Zakelijk heb ik heel veel discipline en wilskracht. Ook voor het schrijven moet alles en iedereen wijken. Maar wanneer het op sporten aankomt heb ik de wilskracht van een slappe dweil. Een “volslanke”, slappe dweil. Inmiddels ken ik de meeste oefeningen wel die Armida me laat doen en zou ik ze eigenlijk zelf kunnen doen, maar om mijn boek weg te leggen of op te staan van de bank lukt me maar niet en om oefeningen te doen met een vol glas single malt whisky in de hand gaat zelfs mij een beetje te ver. Ik heb helaas Armida dus nodig, die iedere week trouw voor de poort staat en mij bedreigt en uitscheldt en me mijn darmen laat uit kotsen.

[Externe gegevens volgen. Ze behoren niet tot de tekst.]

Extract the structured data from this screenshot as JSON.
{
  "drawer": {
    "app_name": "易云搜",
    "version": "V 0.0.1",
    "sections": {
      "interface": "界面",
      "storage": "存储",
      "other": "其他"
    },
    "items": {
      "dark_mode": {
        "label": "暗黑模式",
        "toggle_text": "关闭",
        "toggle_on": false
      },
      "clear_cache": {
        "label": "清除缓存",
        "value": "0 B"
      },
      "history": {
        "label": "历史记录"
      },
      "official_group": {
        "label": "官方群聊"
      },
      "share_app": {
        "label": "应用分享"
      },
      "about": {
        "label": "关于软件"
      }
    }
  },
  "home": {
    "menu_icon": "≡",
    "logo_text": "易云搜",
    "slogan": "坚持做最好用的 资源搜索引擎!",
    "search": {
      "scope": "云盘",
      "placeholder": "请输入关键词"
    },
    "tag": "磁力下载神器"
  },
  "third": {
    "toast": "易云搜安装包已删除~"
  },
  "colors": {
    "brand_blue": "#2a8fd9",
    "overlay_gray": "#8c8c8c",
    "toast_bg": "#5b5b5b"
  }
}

Een andere gebeurtenis heeft me ook doen beseffen zuinig om te gaan met mijn lichaam en op de jaartjes die mij nog resten. Mijn moeder is afgelopen weekend van een balkon een paar meter naar beneden op een betonnen vloer gevallen. Voor haar geluk heeft één van mijn bedrijfsauto’s haar val enigszins gebroken, anders was het zeker erger afgelopen en zat ze nu in een rolstoel of lag ze in een kist. De aanblik van mijn moeder onder het bloed, met een gebroken pols en een van pijn verwrongen gezicht zal mij de rest van mijn leven blijven achtervolgen en nachtmerries bezorgen. Ze is inmiddels al een paar dagen in het ziekenhuis en is al weer bezig met iedereen ruzie te zoeken, dus klaarblijkelijk is ze ondanks de nodige gebroken en gekneusde ledematen gelukkig weer redelijk de oude. Maar het heeft me aan het denken gezet. We nemen onze gezondheid en lichaam eigenlijk altijd voor lief. We staan nooit stil bij het feit dat we blij moeten zijn als we geen gebreken hebben en alles nog goed functioneert. Ter bevestiging hiervan kwam ik vandaag op Facebook een goede tekst tegen: our health always seems much more valuable…….after we lose it. Een waarheid als een koe. Mocht er iemand volgende week toevallig langs mijn huis lopen en een heleboel gegil, gehuil en gesmeek horen, schrik niet want dit wil zeggen dat Armida weer begonnen is me te trainen.

6 juni 2012

Marieke en Michael


Tegen beter weten in geloof ik nog steeds in de liefde. Eigenlijk alles wat ik in mijn leven heb opgebouwd had als doel om een mooi nestje te creëren waar ik met mevrouw Carbière Falls zou wonen en waar we ons dagelijks zouden laven aan de liefde en elkaar zouden verscheuren in passionele hartstocht, onderwijl genietend van het geluid van trappelende voetjes van ons rond rennend kroost. Op dit moment is de enige mevrouw Carbière Falls die in mijn huis rond rent mijn dochter. Ze is dan wel de vrucht van een passionele nacht, maar tussen haar moeder en mij is er louter sprake van hartstochtelijke haat en het passionele verlangen van ons beide de ander graag onder de grond te zien onder een groot blok gewapend beton of een rotsblok.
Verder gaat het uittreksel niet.